Common Mistakes to Avoid

Not differentiating between strategic, operational, and tactical intelligence

Specify the type of intelligence you produce. Strategic briefings for executives differ greatly from tactical IOC packages for SOC teams.

Listing only technical skills without analytical writing

Intelligence roles require strong writing. Mention reports authored, their ratings, and the audience they served.

Not quantifying intelligence output

Include metrics: "80+ intelligence reports," "30+ APT groups tracked," "3x increase in IOC production"

Focusing only on collection without analysis

Show the full intelligence cycle: requirements, collection, processing, analysis, dissemination, and feedback. Analysis and impact matter most.

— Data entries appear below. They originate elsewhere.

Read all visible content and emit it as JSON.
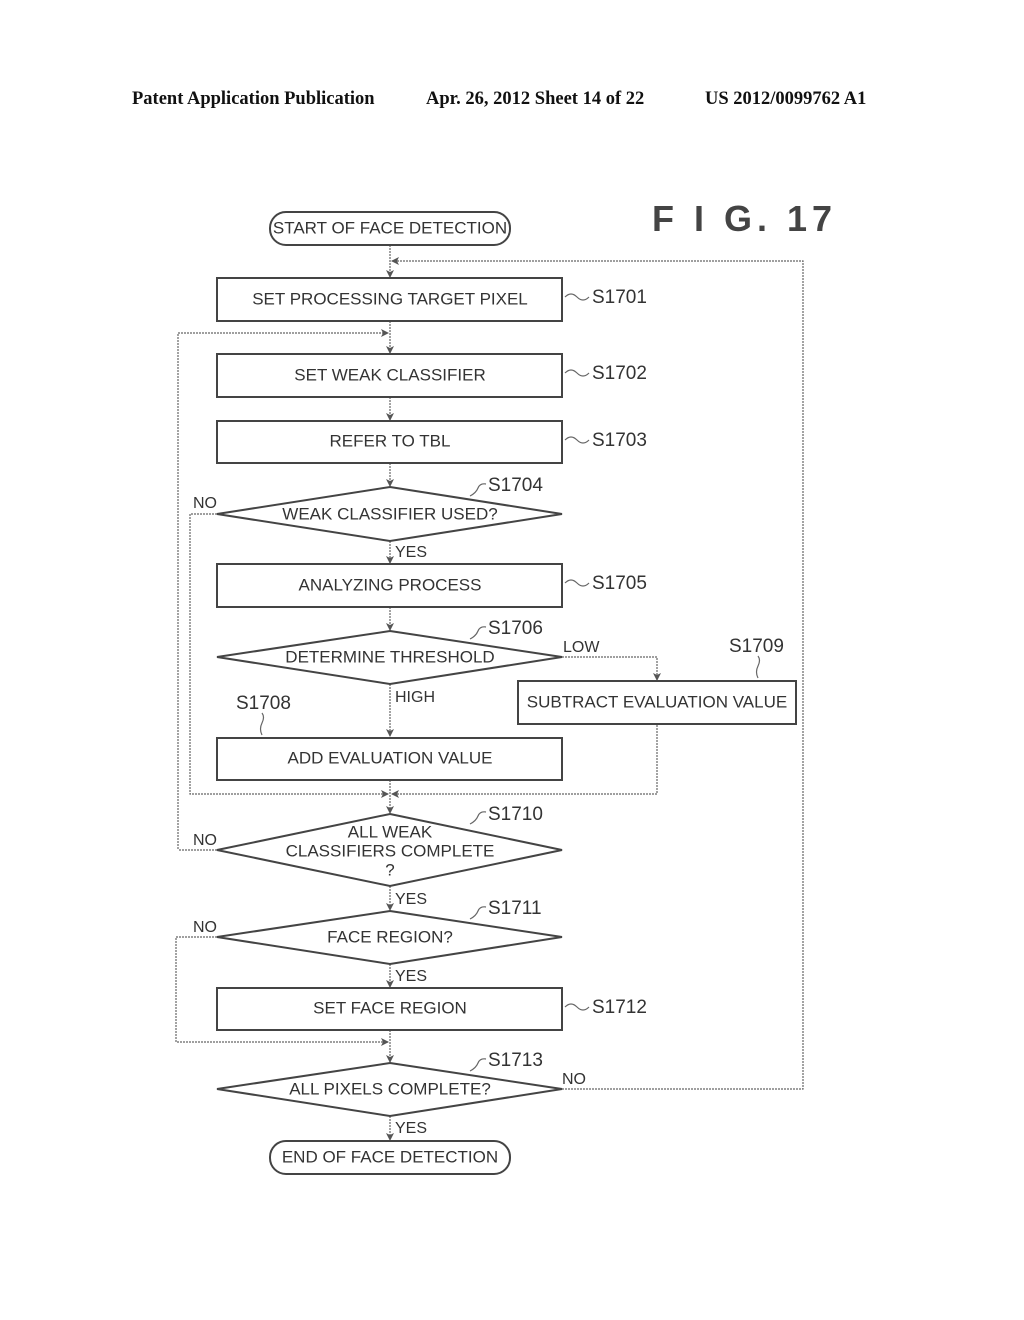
{
  "header": {
    "left": "Patent Application Publication",
    "middle": "Apr. 26, 2012  Sheet 14 of 22",
    "right": "US 2012/0099762 A1"
  },
  "figure": {
    "title": "F I G. 17"
  },
  "nodes": {
    "start": {
      "text": "START OF FACE DETECTION"
    },
    "s1701": {
      "text": "SET PROCESSING TARGET PIXEL",
      "step": "S1701"
    },
    "s1702": {
      "text": "SET WEAK CLASSIFIER",
      "step": "S1702"
    },
    "s1703": {
      "text": "REFER TO TBL",
      "step": "S1703"
    },
    "s1704": {
      "text": "WEAK CLASSIFIER USED?",
      "step": "S1704"
    },
    "s1705": {
      "text": "ANALYZING PROCESS",
      "step": "S1705"
    },
    "s1706": {
      "text": "DETERMINE THRESHOLD",
      "step": "S1706"
    },
    "s1708": {
      "text": "ADD EVALUATION VALUE",
      "step": "S1708"
    },
    "s1709": {
      "text": "SUBTRACT EVALUATION VALUE",
      "step": "S1709"
    },
    "s1710": {
      "text_lines": [
        "ALL WEAK",
        "CLASSIFIERS COMPLETE",
        "?"
      ],
      "step": "S1710"
    },
    "s1711": {
      "text": "FACE REGION?",
      "step": "S1711"
    },
    "s1712": {
      "text": "SET FACE REGION",
      "step": "S1712"
    },
    "s1713": {
      "text": "ALL PIXELS COMPLETE?",
      "step": "S1713"
    },
    "end": {
      "text": "END OF FACE DETECTION"
    }
  },
  "edges": {
    "s1704_no": "NO",
    "s1704_yes": "YES",
    "s1706_low": "LOW",
    "s1706_high": "HIGH",
    "s1710_no": "NO",
    "s1710_yes": "YES",
    "s1711_no": "NO",
    "s1711_yes": "YES",
    "s1713_no": "NO",
    "s1713_yes": "YES"
  }
}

Omitting impact on defensive operations

Connect your intelligence to action: "Early warning prevented 12 ransomware attacks" shows real-world impact.

Threat Intelligence Analyst Resume FAQs

What is the best certification for threat intelligence analysts?

GCTI from SANS is the most respected technical certification. CTIA from EC-Council is also recognized. For strategic intelligence, a background in intelligence analysis (military or government) is highly valued.

Do I need a technical background for threat intelligence?

Not necessarily. Many analysts come from political science, intelligence studies, or military intelligence backgrounds. However, basic technical skills (networking, malware concepts, scripting) are increasingly expected.

How do I break into threat intelligence?

Start in a SOC role or security research. Build OSINT skills, learn MITRE ATT&CK, practice writing intelligence reports, and participate in CTI communities like CTI League or intelligence sharing groups.

Should I include my security clearance on my resume?

Yes, if applicable. Many CTI roles in defense and government sectors require clearances. List the level (Secret, Top Secret, TS/SCI) without disclosing classified details.

How important is MITRE ATT&CK knowledge?

Essential. ATT&CK is the industry standard for mapping adversary TTPs. Demonstrate you can map threat actor behavior to ATT&CK techniques and produce actionable detection guidance.

What does a typical threat intelligence report look like?

Reports vary by audience. Strategic reports cover threat landscape trends for executives. Tactical reports include IOCs, YARA rules, and detection signatures for security teams. Show you can produce both.